A car traveling at 34.7 m/s and barkes with an acceleration of -3m/s^2 for 5 secons. How far does the car travel during the acceleration and what is the final velocity?
I really need help on these bad!
To determine how far the car travels during the acceleration, you can use the kinematic equation:
Δx = vi * t + (1/2) * a * t^2
where Δx is the displacement, vi is the initial velocity, a is the acceleration, and t is the time.
In this case, the initial velocity (vi) is 34.7 m/s, the acceleration (a) is -3 m/s^2 (negative because it's decelerating), and the time (t) is 5 seconds.
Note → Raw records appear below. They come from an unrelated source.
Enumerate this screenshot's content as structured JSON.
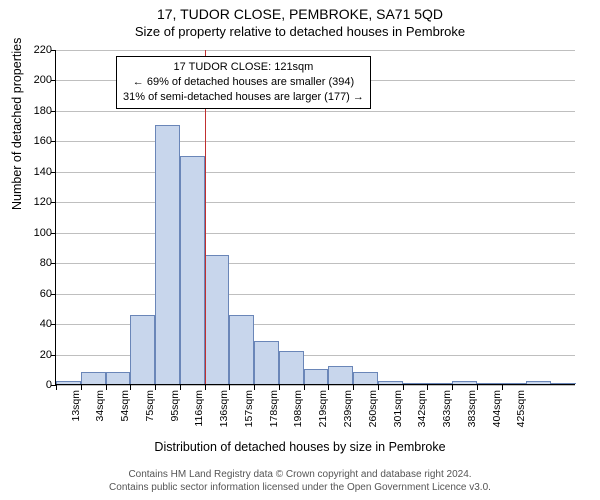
{
  "title_line1": "17, TUDOR CLOSE, PEMBROKE, SA71 5QD",
  "title_line2": "Size of property relative to detached houses in Pembroke",
  "y_axis_label": "Number of detached properties",
  "x_axis_label": "Distribution of detached houses by size in Pembroke",
  "footer_line1": "Contains HM Land Registry data © Crown copyright and database right 2024.",
  "footer_line2": "Contains public sector information licensed under the Open Government Licence v3.0.",
  "chart": {
    "type": "histogram",
    "ylim": [
      0,
      220
    ],
    "ytick_step": 20,
    "yticks": [
      0,
      20,
      40,
      60,
      80,
      100,
      120,
      140,
      160,
      180,
      200,
      220
    ],
    "xtick_labels": [
      "13sqm",
      "34sqm",
      "54sqm",
      "75sqm",
      "95sqm",
      "116sqm",
      "136sqm",
      "157sqm",
      "178sqm",
      "198sqm",
      "219sqm",
      "239sqm",
      "260sqm",
      "301sqm",
      "342sqm",
      "363sqm",
      "383sqm",
      "404sqm",
      "425sqm"
    ],
    "bar_values": [
      2,
      8,
      8,
      45,
      170,
      150,
      85,
      45,
      28,
      22,
      10,
      12,
      8,
      2,
      0,
      0,
      2,
      0,
      0,
      2,
      0
    ],
    "bar_color": "#c8d6ec",
    "bar_border": "#6a86b8",
    "grid_color": "#bfbfbf",
    "background_color": "#ffffff",
    "marker_bin_index": 5,
    "marker_color": "#c03030",
    "info_box": {
      "line1": "17 TUDOR CLOSE: 121sqm",
      "line2": "← 69% of detached houses are smaller (394)",
      "line3": "31% of semi-detached houses are larger (177) →"
    }
  }
}
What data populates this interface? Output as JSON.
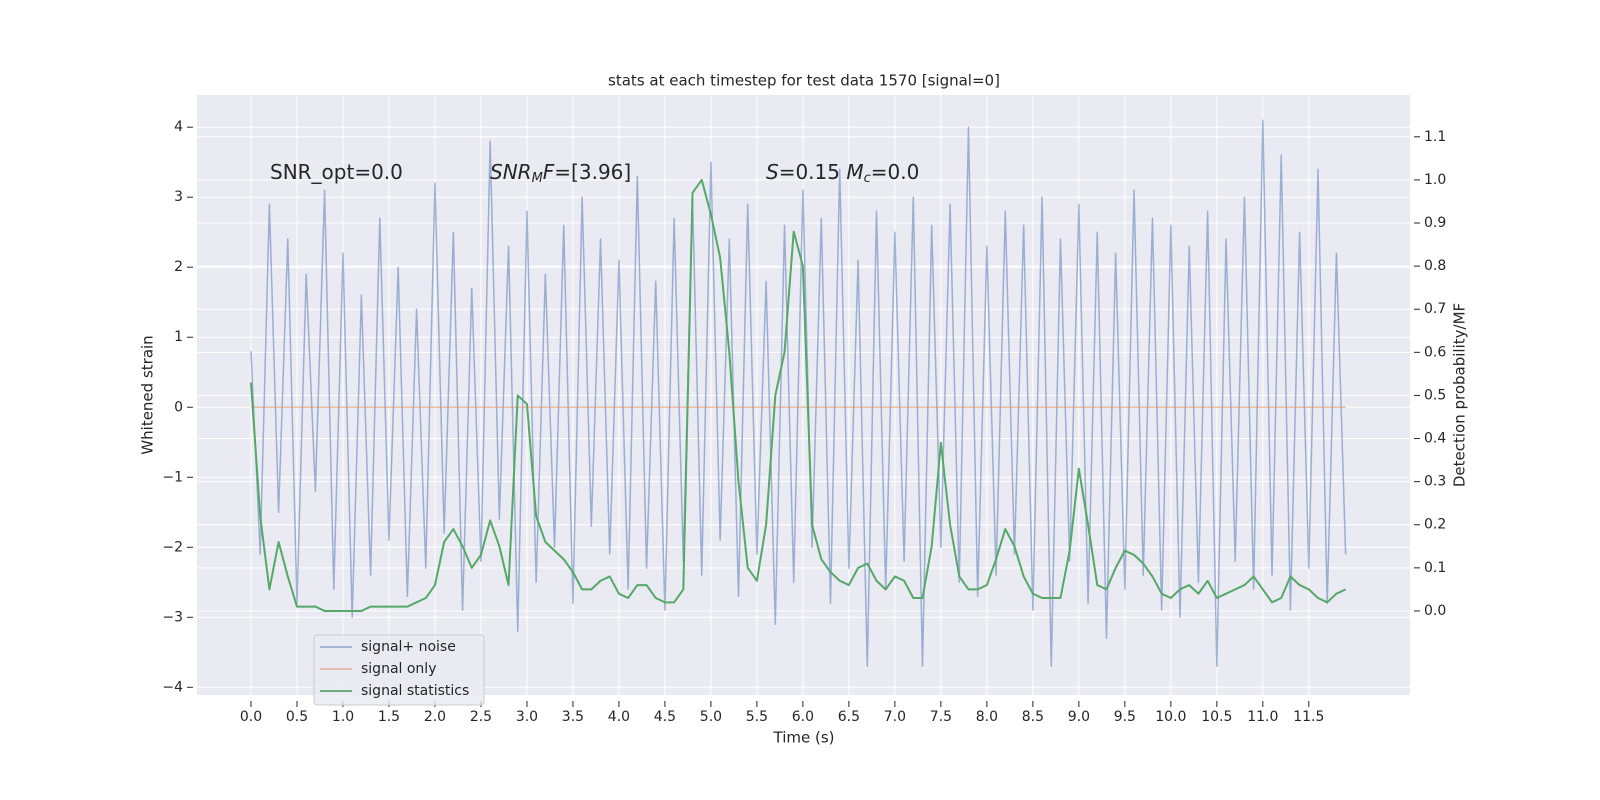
{
  "chart_data": {
    "type": "line",
    "title": "stats at each timestep for test data 1570 [signal=0]",
    "xlabel": "Time (s)",
    "ylabel": "Whitened strain",
    "y2label": "Detection probability/MF",
    "annotations": [
      [
        {
          "text": "SNR_opt=0.0",
          "italic": false,
          "sub": false
        }
      ],
      [
        {
          "text": "SNR",
          "italic": true,
          "sub": false
        },
        {
          "text": "M",
          "italic": true,
          "sub": true
        },
        {
          "text": "F",
          "italic": true,
          "sub": false
        },
        {
          "text": "=[3.96]",
          "italic": false,
          "sub": false
        }
      ],
      [
        {
          "text": "S",
          "italic": true,
          "sub": false
        },
        {
          "text": "=0.15   ",
          "italic": false,
          "sub": false
        },
        {
          "text": "M",
          "italic": true,
          "sub": false
        },
        {
          "text": "c",
          "italic": true,
          "sub": true
        },
        {
          "text": "=0.0",
          "italic": false,
          "sub": false
        }
      ]
    ],
    "x": [
      0.0,
      0.1,
      0.2,
      0.3,
      0.4,
      0.5,
      0.6,
      0.7,
      0.8,
      0.9,
      1.0,
      1.1,
      1.2,
      1.3,
      1.4,
      1.5,
      1.6,
      1.7,
      1.8,
      1.9,
      2.0,
      2.1,
      2.2,
      2.3,
      2.4,
      2.5,
      2.6,
      2.7,
      2.8,
      2.9,
      3.0,
      3.1,
      3.2,
      3.3,
      3.4,
      3.5,
      3.6,
      3.7,
      3.8,
      3.9,
      4.0,
      4.1,
      4.2,
      4.3,
      4.4,
      4.5,
      4.6,
      4.7,
      4.8,
      4.9,
      5.0,
      5.1,
      5.2,
      5.3,
      5.4,
      5.5,
      5.6,
      5.7,
      5.8,
      5.9,
      6.0,
      6.1,
      6.2,
      6.3,
      6.4,
      6.5,
      6.6,
      6.7,
      6.8,
      6.9,
      7.0,
      7.1,
      7.2,
      7.3,
      7.4,
      7.5,
      7.6,
      7.7,
      7.8,
      7.9,
      8.0,
      8.1,
      8.2,
      8.3,
      8.4,
      8.5,
      8.6,
      8.7,
      8.8,
      8.9,
      9.0,
      9.1,
      9.2,
      9.3,
      9.4,
      9.5,
      9.6,
      9.7,
      9.8,
      9.9,
      10.0,
      10.1,
      10.2,
      10.3,
      10.4,
      10.5,
      10.6,
      10.7,
      10.8,
      10.9,
      11.0,
      11.1,
      11.2,
      11.3,
      11.4,
      11.5,
      11.6,
      11.7,
      11.8,
      11.9
    ],
    "series": [
      {
        "name": "signal+ noise",
        "color": "#4c72b0",
        "opacity": 0.5,
        "axis": "y",
        "values": [
          0.8,
          -2.1,
          2.9,
          -1.5,
          2.4,
          -2.8,
          1.9,
          -1.2,
          3.1,
          -2.6,
          2.2,
          -3.0,
          1.6,
          -2.4,
          2.7,
          -1.9,
          2.0,
          -2.7,
          1.4,
          -2.3,
          3.2,
          -1.8,
          2.5,
          -2.9,
          1.7,
          -2.2,
          3.8,
          -1.6,
          2.3,
          -3.2,
          2.8,
          -2.5,
          1.9,
          -2.0,
          2.6,
          -2.8,
          3.0,
          -1.7,
          2.4,
          -2.1,
          2.1,
          -2.6,
          3.3,
          -2.3,
          1.8,
          -2.9,
          2.7,
          -2.2,
          3.0,
          -2.4,
          3.5,
          -1.9,
          2.4,
          -2.7,
          2.9,
          -2.1,
          1.8,
          -3.1,
          2.6,
          -2.5,
          3.1,
          -2.0,
          2.7,
          -2.8,
          3.4,
          -2.3,
          2.1,
          -3.7,
          2.8,
          -2.6,
          2.5,
          -2.2,
          3.0,
          -3.7,
          2.6,
          -2.0,
          2.9,
          -2.5,
          4.0,
          -2.7,
          2.3,
          -2.4,
          2.8,
          -2.1,
          2.6,
          -2.9,
          3.0,
          -3.7,
          2.4,
          -2.2,
          2.9,
          -2.8,
          2.5,
          -3.3,
          2.2,
          -2.6,
          3.1,
          -2.4,
          2.7,
          -2.9,
          2.6,
          -3.0,
          2.3,
          -2.5,
          2.8,
          -3.7,
          2.4,
          -2.2,
          3.0,
          -2.6,
          4.1,
          -2.4,
          3.6,
          -2.9,
          2.5,
          -2.3,
          3.4,
          -2.8,
          2.2,
          -2.1
        ]
      },
      {
        "name": "signal only",
        "color": "#dd8452",
        "opacity": 0.5,
        "axis": "y",
        "x": [
          0.0,
          11.9
        ],
        "values": [
          0,
          0
        ]
      },
      {
        "name": "signal statistics",
        "color": "#55a868",
        "opacity": 1,
        "axis": "y2",
        "values": [
          0.53,
          0.22,
          0.05,
          0.16,
          0.08,
          0.01,
          0.01,
          0.01,
          0.0,
          0.0,
          0.0,
          0.0,
          0.0,
          0.01,
          0.01,
          0.01,
          0.01,
          0.01,
          0.02,
          0.03,
          0.06,
          0.16,
          0.19,
          0.15,
          0.1,
          0.13,
          0.21,
          0.15,
          0.06,
          0.5,
          0.48,
          0.22,
          0.16,
          0.14,
          0.12,
          0.09,
          0.05,
          0.05,
          0.07,
          0.08,
          0.04,
          0.03,
          0.06,
          0.06,
          0.03,
          0.02,
          0.02,
          0.05,
          0.97,
          1.0,
          0.92,
          0.82,
          0.6,
          0.3,
          0.1,
          0.07,
          0.2,
          0.5,
          0.6,
          0.88,
          0.8,
          0.2,
          0.12,
          0.09,
          0.07,
          0.06,
          0.1,
          0.11,
          0.07,
          0.05,
          0.08,
          0.07,
          0.03,
          0.03,
          0.15,
          0.39,
          0.2,
          0.08,
          0.05,
          0.05,
          0.06,
          0.12,
          0.19,
          0.15,
          0.08,
          0.04,
          0.03,
          0.03,
          0.03,
          0.14,
          0.33,
          0.2,
          0.06,
          0.05,
          0.1,
          0.14,
          0.13,
          0.11,
          0.08,
          0.04,
          0.03,
          0.05,
          0.06,
          0.04,
          0.07,
          0.03,
          0.04,
          0.05,
          0.06,
          0.08,
          0.05,
          0.02,
          0.03,
          0.08,
          0.06,
          0.05,
          0.03,
          0.02,
          0.04,
          0.05
        ]
      }
    ],
    "xlim": [
      -0.587,
      12.6
    ],
    "ylim": [
      -4.11,
      4.46
    ],
    "y2lim": [
      -0.195,
      1.197
    ],
    "xticks": [
      {
        "value": 0,
        "label": "0.0"
      },
      {
        "value": 0.5,
        "label": "0.5"
      },
      {
        "value": 1,
        "label": "1.0"
      },
      {
        "value": 1.5,
        "label": "1.5"
      },
      {
        "value": 2,
        "label": "2.0"
      },
      {
        "value": 2.5,
        "label": "2.5"
      },
      {
        "value": 3,
        "label": "3.0"
      },
      {
        "value": 3.5,
        "label": "3.5"
      },
      {
        "value": 4,
        "label": "4.0"
      },
      {
        "value": 4.5,
        "label": "4.5"
      },
      {
        "value": 5,
        "label": "5.0"
      },
      {
        "value": 5.5,
        "label": "5.5"
      },
      {
        "value": 6,
        "label": "6.0"
      },
      {
        "value": 6.5,
        "label": "6.5"
      },
      {
        "value": 7,
        "label": "7.0"
      },
      {
        "value": 7.5,
        "label": "7.5"
      },
      {
        "value": 8,
        "label": "8.0"
      },
      {
        "value": 8.5,
        "label": "8.5"
      },
      {
        "value": 9,
        "label": "9.0"
      },
      {
        "value": 9.5,
        "label": "9.5"
      },
      {
        "value": 10,
        "label": "10.0"
      },
      {
        "value": 10.5,
        "label": "10.5"
      },
      {
        "value": 11,
        "label": "11.0"
      },
      {
        "value": 11.5,
        "label": "11.5"
      }
    ],
    "yticks": [
      {
        "value": -4,
        "label": "−4"
      },
      {
        "value": -3,
        "label": "−3"
      },
      {
        "value": -2,
        "label": "−2"
      },
      {
        "value": -1,
        "label": "−1"
      },
      0,
      1,
      2,
      3,
      4
    ],
    "y2ticks": [
      {
        "value": 0,
        "label": "0.0"
      },
      {
        "value": 0.1,
        "label": "0.1"
      },
      {
        "value": 0.2,
        "label": "0.2"
      },
      {
        "value": 0.3,
        "label": "0.3"
      },
      {
        "value": 0.4,
        "label": "0.4"
      },
      {
        "value": 0.5,
        "label": "0.5"
      },
      {
        "value": 0.6,
        "label": "0.6"
      },
      {
        "value": 0.7,
        "label": "0.7"
      },
      {
        "value": 0.8,
        "label": "0.8"
      },
      {
        "value": 0.9,
        "label": "0.9"
      },
      {
        "value": 1,
        "label": "1.0"
      },
      {
        "value": 1.1,
        "label": "1.1"
      }
    ],
    "grid": true,
    "legend": "lower left"
  }
}
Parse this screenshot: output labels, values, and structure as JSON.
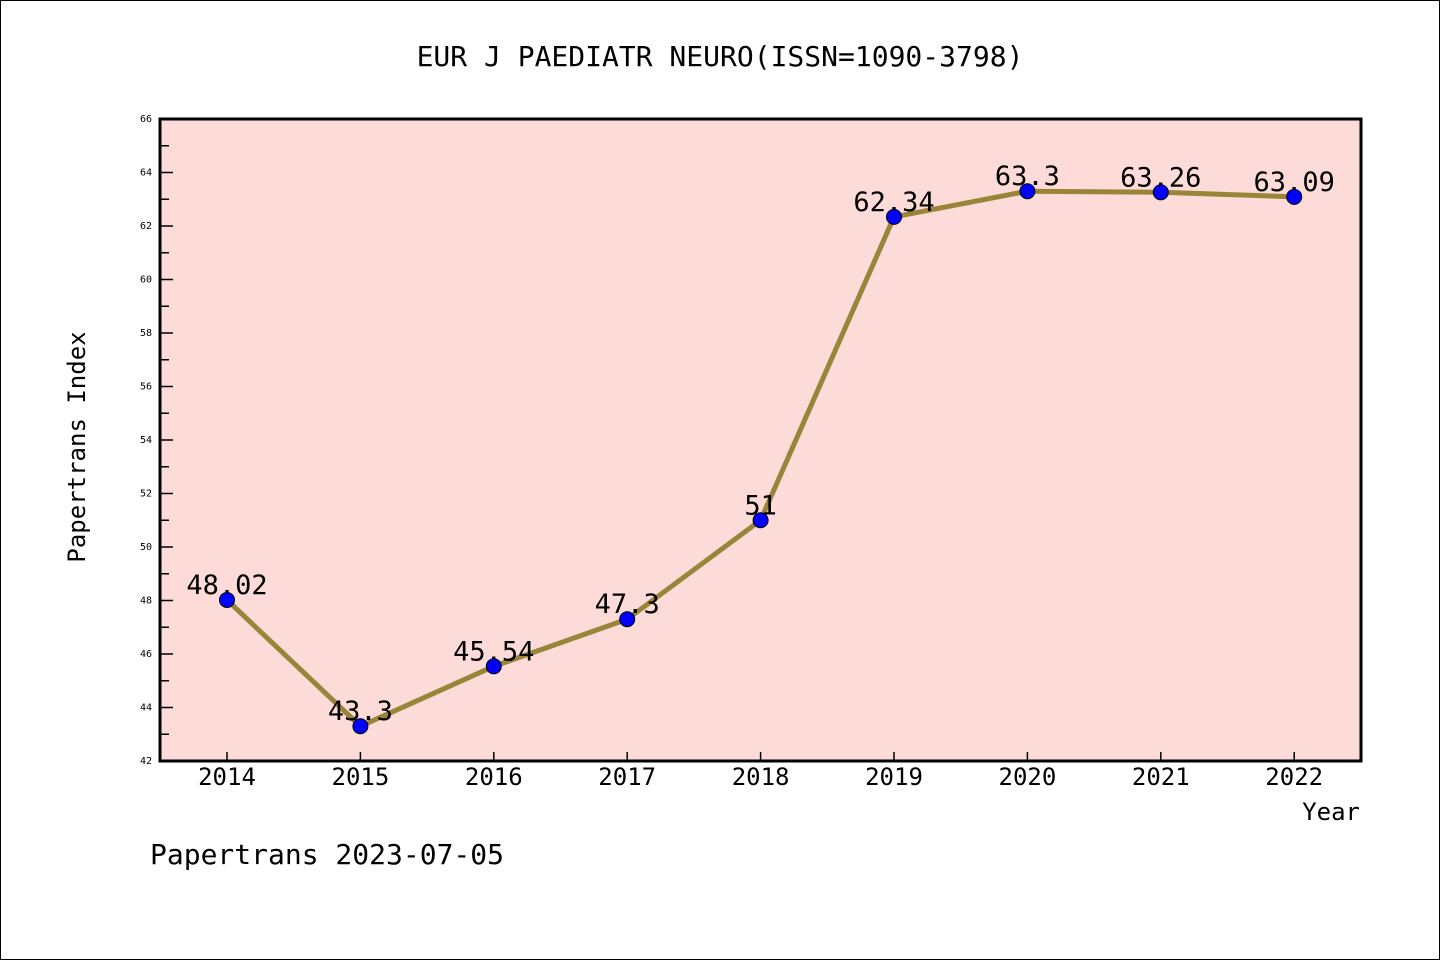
{
  "chart_data": {
    "type": "line",
    "title": "EUR J PAEDIATR NEURO(ISSN=1090-3798)",
    "xlabel": "Year",
    "ylabel": "Papertrans Index",
    "footer": "Papertrans 2023-07-05",
    "categories": [
      "2014",
      "2015",
      "2016",
      "2017",
      "2018",
      "2019",
      "2020",
      "2021",
      "2022"
    ],
    "values": [
      48.02,
      43.3,
      45.54,
      47.3,
      51,
      62.34,
      63.3,
      63.26,
      63.09
    ],
    "data_labels": [
      "48.02",
      "43.3",
      "45.54",
      "47.3",
      "51",
      "62.34",
      "63.3",
      "63.26",
      "63.09"
    ],
    "ylim": [
      42,
      66
    ],
    "yticks": [
      42,
      44,
      46,
      48,
      50,
      52,
      54,
      56,
      58,
      60,
      62,
      64,
      66
    ],
    "grid": false,
    "colors": {
      "background": "#fddbd8",
      "line": "#998438",
      "marker": "#0000ff"
    }
  }
}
Plugging these values into the equation, we get:
Δx = (34.7 m/s) * (5 s) + (1/2) * (-3 m/s^2) * (5 s)^2
Simplifying:
Δx = 173.5 m + (-37.5 m)
Δx = 136 m
Therefore, the car travels a distance of 136 meters during the acceleration.
To find the final velocity, you can use the equation:
vf = vi + a * t
where vf is the final velocity. Plugging in the values:
vf = 34.7 m/s + (-3 m/s^2) * (5 s)
Simplifying:
vf = 34.7 m/s + (-15 m/s)
vf = 19.7 m/s
Therefore, the final velocity of the car is 19.7 m/s.